She paused, waiting while that thought sank in. She understood working from necessity—didn’t they all do that?—but she didn’t allow ill talk of their master.
Or mutiny, for that matter.
“Now.” She glanced brightly at the cook. “Breakfast, I think?”
Mrs. Smithers didn’t exactly skip to her duties but she did start her preparations, with the help of two of the scullery maids.
“We have some women who come from the village,” Mr. Dwight said when Bridget again asked him about washerwomen. “But my aunt was in charge of them. I’m not sure…”
“Do you have their names?” Bridget asked.
“Yes?”
“Then please ask them to come today.”
“But…” Mr. Dwight looked helplessly around the bustling kitchens. “Today isn’t washday. It’s not for several days. Are you sure there will be things that need washing?”
“Oh, yes,” Bridget said. “In fact, tell the washerwomen that we’ll need them for at least a week.”
“Very—”
“Now, maids,” Bridget said briskly.
“Maids?” Mr. Dwight sounded as if he’d never heard of the creatures.

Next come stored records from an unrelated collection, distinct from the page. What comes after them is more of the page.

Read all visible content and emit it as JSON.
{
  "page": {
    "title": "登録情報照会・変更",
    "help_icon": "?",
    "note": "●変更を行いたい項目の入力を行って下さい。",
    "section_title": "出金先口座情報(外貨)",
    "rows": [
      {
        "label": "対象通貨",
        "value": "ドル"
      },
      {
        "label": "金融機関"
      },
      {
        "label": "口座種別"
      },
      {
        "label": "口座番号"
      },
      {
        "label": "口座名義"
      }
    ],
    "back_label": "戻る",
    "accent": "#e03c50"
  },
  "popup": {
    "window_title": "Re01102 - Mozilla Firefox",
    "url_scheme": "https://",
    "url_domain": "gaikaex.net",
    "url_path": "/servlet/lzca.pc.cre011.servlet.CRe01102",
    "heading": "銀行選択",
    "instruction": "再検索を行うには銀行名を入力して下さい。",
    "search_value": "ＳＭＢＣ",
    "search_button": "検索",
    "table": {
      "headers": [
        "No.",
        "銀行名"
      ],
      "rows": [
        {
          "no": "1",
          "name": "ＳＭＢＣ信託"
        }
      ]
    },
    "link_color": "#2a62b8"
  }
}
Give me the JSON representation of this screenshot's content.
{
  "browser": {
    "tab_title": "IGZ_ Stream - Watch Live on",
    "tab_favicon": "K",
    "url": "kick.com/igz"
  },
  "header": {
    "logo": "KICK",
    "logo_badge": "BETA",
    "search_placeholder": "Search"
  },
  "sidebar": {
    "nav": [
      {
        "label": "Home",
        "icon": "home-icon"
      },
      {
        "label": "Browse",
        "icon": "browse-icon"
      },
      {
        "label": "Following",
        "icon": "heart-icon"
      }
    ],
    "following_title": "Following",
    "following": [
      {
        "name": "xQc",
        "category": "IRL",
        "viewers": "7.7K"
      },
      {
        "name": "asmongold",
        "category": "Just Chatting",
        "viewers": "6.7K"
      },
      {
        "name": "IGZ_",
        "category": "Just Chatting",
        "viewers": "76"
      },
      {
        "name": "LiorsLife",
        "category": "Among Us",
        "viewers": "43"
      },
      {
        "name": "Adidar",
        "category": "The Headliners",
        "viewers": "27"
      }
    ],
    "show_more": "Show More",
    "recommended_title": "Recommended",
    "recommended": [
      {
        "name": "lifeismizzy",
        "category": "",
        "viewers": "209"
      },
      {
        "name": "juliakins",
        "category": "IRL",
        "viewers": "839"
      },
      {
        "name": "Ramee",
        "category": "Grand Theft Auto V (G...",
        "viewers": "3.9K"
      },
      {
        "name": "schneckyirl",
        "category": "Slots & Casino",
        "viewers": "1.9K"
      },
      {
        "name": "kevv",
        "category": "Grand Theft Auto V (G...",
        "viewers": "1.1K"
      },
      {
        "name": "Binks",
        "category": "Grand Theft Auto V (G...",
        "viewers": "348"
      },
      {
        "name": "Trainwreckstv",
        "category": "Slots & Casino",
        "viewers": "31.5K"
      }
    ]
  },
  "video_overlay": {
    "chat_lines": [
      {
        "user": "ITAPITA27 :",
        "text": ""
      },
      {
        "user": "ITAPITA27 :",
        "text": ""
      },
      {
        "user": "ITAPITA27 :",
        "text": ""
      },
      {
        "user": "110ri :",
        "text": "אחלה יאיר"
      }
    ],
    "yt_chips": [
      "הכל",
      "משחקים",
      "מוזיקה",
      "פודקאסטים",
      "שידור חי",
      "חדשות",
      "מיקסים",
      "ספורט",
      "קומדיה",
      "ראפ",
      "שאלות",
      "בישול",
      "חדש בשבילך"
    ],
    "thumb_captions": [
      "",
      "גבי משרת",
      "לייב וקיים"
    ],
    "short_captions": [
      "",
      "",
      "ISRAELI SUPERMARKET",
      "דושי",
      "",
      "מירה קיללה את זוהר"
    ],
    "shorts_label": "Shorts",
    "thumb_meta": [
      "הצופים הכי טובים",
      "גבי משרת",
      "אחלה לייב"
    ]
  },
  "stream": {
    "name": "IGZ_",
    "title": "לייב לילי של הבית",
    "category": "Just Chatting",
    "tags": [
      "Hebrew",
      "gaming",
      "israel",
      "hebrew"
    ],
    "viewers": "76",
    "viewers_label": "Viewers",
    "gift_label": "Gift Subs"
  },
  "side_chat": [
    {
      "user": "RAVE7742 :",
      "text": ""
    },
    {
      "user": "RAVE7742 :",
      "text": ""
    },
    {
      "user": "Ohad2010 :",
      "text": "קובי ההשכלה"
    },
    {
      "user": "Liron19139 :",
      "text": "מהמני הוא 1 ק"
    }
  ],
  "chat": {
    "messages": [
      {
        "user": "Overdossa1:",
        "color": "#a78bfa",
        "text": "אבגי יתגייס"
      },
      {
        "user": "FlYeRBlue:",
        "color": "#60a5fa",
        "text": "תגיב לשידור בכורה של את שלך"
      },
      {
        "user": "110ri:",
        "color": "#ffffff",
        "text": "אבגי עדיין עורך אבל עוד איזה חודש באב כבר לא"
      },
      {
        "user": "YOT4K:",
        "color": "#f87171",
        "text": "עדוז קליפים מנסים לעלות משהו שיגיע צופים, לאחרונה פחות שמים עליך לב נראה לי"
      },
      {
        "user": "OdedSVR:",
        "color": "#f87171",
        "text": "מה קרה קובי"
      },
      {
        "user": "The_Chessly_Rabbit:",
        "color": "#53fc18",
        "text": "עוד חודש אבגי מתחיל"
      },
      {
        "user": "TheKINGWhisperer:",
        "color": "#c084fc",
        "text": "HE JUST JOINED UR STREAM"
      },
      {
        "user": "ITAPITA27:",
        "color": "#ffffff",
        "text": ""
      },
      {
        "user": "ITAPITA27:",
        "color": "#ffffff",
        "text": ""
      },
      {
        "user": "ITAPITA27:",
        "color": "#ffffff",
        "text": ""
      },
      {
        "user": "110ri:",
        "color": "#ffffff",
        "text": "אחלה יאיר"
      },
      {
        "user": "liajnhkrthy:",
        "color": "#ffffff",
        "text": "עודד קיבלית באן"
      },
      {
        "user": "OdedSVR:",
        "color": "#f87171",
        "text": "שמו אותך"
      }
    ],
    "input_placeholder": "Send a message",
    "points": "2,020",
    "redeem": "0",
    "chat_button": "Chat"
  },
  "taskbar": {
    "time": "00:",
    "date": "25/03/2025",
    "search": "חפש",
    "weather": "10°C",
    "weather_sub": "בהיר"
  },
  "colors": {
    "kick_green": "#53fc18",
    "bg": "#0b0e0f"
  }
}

“Yes, I’ll need at least another dozen more,” Bridget said. “And I expect you’ll want at least a half-dozen footmen.” She nodded to herself. “Maids, footmen, washerwomen, carpenters, stoneworkers… really, I think you ought to just send word to the village that we’re hiring workers of all types. We’ll set up in the hall this afternoon so as not to be in the way of Mrs. Smithers in the kitchens and do the interviewing and hiring together. This morning after breakfast we’ll walk through the entire castle, you and I, and make note of what needs to be done. But first, tea. I really can’t do anything without tea in the morning,” she confessed to Mr. Dwight. He seemed like such a nice young man.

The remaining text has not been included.